People invest in Oikocredit because they want to fight poverty with part of their savings. Oikocredit invests their money in the productive enterprises of poor and disadvantaged people who want to work their way out of poverty. Investors are individuals, organisations, local churches as well as national church related groups.
Oikocredit works with 623 project partners around the world, such as locally based microfinance institutions (MFIs). Oikocredit provides the MFIs with credit, so that small loans can be made to micro entrepreneurs, subsistence farmers and the self-employed (the local equivalent of £5 to £300).
Unlike traditional financial service providers, lack of collateral such as land or property does not exclude the recipient from receiving a loan. In fact, Oikocredit’s experience shows that the commitment of people themselves is often a more powerful guarantee of success than the ability to put forward collateral.
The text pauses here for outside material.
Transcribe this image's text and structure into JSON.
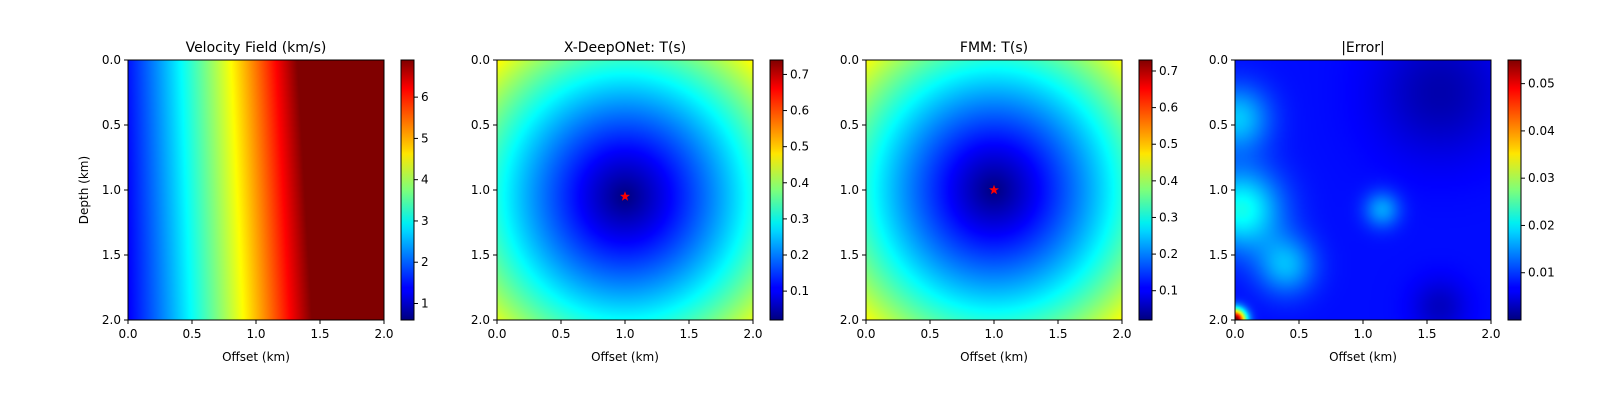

Investors in Oikocredit choose this simple social investment and accept a lower rate of return (typically 2% each year) than they could find with their bank. Many investors choose to waive their dividend altogether. By accepting less financial return they are enabling others to make use of part of their individual savings, or part of the reserves of an organisation.
A typical Oikocredit loan recipient could be a smallholder who works his land and sells his produce within the local community, or a mother running a clothing business from her home, who needs money to purchase a sewing machine, the organisation explains.
"And it’s not just about money, Oikocredit is fundamentally about people", says Patrick Hynes, the UK representative.
He adds: "Through a network of locally employed staff, Oikocredit can reach the projects that others would not consider. Typically, these are projects in rural areas where the social benefits of a loan are high, but so are the financial risks. The aim is always to help the recipients better their circumstances, improve their quality of life and take more control of their future."
"In this small way, Oikocredit enables people to live in solidarity with people who are poor and disadvantaged: through using part of their savings for the common good, rather than merely maximising the financial return on all their savings."
The word 'oikos' is a classical and biblical one in Greek meaning 'household', and is related to 'economia' (managing the household economy) and oikumene (ecumenical - the 'whole inhabited earth'). The word credit is also linked to 'credere'in Latin; to believe.